Le climat post-Brexit a transformé le Royaume-Uni en une destination de plus en plus difficile d'accès pour de nombreux Français. Les frais de visa dépassent désormais les 2 000 euros, sans compter la flambée des prix de l'immobilier. Les équipes de France Télévisions ont suivi des expatriés confrontés à cette réalité complexe.
Aujourd'hui, Londres est devenu synonyme de défis pour les 300 000 Français qui ont choisi de s’y établir avant le Brexit. Parmi eux, Amaury Levisalles a décidé de rester malgré les obstacles. Son épicerie dans le nord de Londres doit se conformer à des réglementations de plus en plus strictes. "Nous avons maintenant des formalités de dédouanement tant pour les importations d’Angleterre que pour les exportations de France. Les produits frais, comme le fromage et la charcuterie, nécessitent une attention particulière", explique-t-il. Les coûts supplémentaires, atteignant plus de 100 euros par palette de charcuterie, se combinent à une paperasse de plusieurs dizaines de pages pour chaque expédition.
Des visas de 2 000 euros par an
Les difficultés ne s'arrêtent pas au dédouanement. Amaury se heurte également à des défis concernant le recrutement. "Les nouvelles réglementations exigent que les travailleurs aient au moins un niveau de licence et un anglais de niveau B2. Ce n'est pas le cas de nombreux boulangers", souligne-t-il. Ce souci d’inaccessibilité s’étend à tous les secteurs. Ainsi, Benjamin Delombre, futur correspondant de France Télévisions à Londres, doit lui aussi naviguer dans cette bureaucratie complexe. "Je dois choisir parmi plusieurs types de visas, chacun coûtant entre 2 000 et 2 500 euros pour une durée d’un an", rapporte-t-il.
Un rêve inaccessible pour beaucoup de Français
Ces obstacles rendent la transition difficile pour les nouveaux arrivants. Chakir Zahid, spécialisé dans la recherche de logements pour Français, a dû adapter sa méthode de travail. "99 % de mes visites se font maintenant à distance. Les gens n'ont pas le temps de visiter à cause des délais de traitement des visas. Une fois le visa obtenu, ils doivent se précipiter ici", explique-t-il.🚪
Par ailleurs, le volume de clients a chuté, passant de cinq à seulement cinq par mois, le forçant à augmenter ses tarifs. Ce changement a également modifié le profil des expatriés. "Nous n'avons plus autant de jeunes en quête d'une expérience d'un an.
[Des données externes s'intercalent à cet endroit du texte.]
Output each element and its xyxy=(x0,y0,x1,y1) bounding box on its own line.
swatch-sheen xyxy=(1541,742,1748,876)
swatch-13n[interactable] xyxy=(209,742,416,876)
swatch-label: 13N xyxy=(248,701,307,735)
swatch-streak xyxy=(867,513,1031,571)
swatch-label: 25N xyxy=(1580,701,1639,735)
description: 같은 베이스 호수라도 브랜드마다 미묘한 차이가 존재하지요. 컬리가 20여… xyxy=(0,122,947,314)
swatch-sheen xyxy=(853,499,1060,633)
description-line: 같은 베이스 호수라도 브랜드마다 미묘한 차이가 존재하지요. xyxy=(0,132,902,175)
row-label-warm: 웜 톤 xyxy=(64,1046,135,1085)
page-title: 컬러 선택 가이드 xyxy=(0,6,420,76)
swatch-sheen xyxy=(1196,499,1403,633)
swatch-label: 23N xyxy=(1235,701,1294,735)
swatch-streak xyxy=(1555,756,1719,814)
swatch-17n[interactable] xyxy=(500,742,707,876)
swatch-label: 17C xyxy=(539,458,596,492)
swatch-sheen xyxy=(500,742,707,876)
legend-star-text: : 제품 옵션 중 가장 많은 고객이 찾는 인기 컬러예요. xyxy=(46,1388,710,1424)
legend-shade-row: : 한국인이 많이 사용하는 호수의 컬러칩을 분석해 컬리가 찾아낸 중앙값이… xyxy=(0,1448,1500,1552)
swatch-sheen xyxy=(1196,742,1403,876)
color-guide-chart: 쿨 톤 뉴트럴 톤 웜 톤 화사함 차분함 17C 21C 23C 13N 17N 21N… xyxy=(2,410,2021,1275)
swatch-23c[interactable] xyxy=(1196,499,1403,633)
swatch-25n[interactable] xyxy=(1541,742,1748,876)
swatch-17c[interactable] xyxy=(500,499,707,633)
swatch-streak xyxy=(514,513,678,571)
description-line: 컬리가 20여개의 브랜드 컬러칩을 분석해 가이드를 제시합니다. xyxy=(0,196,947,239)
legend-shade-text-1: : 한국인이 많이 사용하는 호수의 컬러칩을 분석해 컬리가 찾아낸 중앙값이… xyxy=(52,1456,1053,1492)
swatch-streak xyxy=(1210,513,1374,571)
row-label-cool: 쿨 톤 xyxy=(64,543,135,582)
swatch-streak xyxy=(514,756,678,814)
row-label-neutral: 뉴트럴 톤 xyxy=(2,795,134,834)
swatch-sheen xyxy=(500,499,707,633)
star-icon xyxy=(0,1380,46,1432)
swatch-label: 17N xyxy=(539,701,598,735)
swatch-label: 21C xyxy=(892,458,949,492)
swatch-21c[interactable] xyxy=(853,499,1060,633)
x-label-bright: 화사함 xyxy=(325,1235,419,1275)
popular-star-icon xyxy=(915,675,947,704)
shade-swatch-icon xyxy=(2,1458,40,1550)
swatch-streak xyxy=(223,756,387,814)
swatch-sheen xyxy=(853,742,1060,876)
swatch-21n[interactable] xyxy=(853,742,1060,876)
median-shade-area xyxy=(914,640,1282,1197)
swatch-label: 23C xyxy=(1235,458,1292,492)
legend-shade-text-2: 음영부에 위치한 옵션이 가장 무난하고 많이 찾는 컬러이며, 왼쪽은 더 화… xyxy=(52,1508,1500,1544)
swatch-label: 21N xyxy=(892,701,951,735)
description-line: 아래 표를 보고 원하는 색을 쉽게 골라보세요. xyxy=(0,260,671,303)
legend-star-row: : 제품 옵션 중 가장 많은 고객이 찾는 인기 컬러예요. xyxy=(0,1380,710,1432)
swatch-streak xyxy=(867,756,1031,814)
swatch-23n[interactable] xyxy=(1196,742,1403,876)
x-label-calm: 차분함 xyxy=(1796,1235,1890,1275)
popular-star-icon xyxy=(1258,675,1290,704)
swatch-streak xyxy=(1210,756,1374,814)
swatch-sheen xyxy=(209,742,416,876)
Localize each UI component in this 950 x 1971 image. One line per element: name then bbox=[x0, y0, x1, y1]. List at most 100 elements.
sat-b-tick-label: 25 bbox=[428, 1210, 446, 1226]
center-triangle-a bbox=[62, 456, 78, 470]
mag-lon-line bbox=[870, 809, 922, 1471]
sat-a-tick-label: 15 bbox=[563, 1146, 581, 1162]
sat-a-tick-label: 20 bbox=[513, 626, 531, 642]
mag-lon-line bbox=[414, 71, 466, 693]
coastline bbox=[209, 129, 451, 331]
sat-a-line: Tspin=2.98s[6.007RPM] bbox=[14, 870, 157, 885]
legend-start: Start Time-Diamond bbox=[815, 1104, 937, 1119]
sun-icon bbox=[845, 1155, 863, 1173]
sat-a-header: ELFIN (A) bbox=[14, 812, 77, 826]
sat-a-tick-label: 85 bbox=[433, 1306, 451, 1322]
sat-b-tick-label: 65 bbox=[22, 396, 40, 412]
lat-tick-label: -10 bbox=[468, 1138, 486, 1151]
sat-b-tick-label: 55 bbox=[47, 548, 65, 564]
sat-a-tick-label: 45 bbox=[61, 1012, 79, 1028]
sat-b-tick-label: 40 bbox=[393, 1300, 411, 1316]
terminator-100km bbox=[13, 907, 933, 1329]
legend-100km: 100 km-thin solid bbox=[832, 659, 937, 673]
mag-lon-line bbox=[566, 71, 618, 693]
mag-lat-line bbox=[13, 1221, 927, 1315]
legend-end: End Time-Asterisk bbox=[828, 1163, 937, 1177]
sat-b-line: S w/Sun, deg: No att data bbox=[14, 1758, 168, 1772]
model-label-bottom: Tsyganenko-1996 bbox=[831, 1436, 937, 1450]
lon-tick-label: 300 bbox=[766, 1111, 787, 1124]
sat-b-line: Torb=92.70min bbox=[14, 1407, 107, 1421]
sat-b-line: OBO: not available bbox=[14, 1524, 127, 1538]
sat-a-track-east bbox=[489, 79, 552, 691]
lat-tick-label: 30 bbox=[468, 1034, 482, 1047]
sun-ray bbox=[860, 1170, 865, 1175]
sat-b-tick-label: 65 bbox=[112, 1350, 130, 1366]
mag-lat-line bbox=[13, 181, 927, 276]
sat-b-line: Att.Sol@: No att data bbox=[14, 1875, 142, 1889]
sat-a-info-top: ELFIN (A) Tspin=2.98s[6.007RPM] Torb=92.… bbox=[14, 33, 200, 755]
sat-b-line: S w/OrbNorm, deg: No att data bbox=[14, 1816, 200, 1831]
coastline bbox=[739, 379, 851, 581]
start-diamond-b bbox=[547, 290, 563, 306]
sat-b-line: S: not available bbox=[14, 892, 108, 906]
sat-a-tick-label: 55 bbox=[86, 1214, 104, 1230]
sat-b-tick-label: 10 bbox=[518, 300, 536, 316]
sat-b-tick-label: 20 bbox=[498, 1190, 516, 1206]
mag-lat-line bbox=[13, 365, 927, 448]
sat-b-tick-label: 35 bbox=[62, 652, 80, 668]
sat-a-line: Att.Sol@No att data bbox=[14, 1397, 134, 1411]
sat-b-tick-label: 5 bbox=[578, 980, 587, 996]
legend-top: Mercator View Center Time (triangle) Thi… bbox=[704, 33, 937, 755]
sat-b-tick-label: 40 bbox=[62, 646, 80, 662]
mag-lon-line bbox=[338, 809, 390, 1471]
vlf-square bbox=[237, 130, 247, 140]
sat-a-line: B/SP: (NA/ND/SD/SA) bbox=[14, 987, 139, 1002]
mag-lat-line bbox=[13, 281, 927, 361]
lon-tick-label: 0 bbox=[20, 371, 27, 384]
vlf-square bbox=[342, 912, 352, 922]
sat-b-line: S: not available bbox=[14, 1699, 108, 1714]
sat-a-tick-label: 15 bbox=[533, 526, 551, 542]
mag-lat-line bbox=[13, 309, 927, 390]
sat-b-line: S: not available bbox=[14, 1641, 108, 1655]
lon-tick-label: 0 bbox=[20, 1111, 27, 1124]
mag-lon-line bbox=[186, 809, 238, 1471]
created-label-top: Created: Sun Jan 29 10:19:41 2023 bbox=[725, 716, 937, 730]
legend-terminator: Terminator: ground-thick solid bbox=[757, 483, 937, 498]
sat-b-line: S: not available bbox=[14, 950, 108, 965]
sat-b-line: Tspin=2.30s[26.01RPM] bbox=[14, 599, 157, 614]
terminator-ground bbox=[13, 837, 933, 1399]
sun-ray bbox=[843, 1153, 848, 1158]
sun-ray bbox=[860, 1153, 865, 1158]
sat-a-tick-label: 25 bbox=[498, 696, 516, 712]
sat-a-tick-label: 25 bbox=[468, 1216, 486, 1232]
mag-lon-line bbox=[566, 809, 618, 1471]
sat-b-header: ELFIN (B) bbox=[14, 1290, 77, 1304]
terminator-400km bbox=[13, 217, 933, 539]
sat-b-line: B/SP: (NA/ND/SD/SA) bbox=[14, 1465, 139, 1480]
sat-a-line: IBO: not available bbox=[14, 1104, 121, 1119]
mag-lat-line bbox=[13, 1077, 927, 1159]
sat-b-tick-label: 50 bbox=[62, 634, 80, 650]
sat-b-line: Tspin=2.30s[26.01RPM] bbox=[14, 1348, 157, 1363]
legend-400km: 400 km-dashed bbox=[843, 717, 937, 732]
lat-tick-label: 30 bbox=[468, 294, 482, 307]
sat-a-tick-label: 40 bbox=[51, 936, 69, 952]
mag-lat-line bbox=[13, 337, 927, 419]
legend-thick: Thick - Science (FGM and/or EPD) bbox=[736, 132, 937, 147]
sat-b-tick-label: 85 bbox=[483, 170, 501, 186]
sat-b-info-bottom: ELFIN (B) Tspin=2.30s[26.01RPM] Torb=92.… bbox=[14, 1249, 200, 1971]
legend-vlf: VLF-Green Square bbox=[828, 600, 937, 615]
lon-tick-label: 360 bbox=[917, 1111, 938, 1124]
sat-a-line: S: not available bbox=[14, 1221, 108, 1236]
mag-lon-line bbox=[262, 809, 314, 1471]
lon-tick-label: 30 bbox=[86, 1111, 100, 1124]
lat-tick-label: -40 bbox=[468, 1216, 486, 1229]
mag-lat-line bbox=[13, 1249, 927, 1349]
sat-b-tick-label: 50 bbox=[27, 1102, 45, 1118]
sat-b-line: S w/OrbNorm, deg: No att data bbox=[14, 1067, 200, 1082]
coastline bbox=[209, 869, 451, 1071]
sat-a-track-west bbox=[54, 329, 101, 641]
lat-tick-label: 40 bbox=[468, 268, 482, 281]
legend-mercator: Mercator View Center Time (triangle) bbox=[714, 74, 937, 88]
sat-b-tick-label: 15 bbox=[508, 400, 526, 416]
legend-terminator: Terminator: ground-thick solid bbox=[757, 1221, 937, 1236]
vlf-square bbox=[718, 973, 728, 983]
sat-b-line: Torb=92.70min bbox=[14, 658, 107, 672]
Aujourd'hui, nos clients sont souvent plus âgés et plus fortunés, cherchant des logements allant de 1 500 à 6 000 livres par mois", indique Chakir Zahid.
La réalité actuelle est difficile à cerner, mais il est certain que le rêve britannique s'éloigne pour de nombreux Français. Les défis bureaucratiques et économiques réservent de véritables casse-têtes pour ceux qui souhaitent faire de Londres leur nouveau foyer.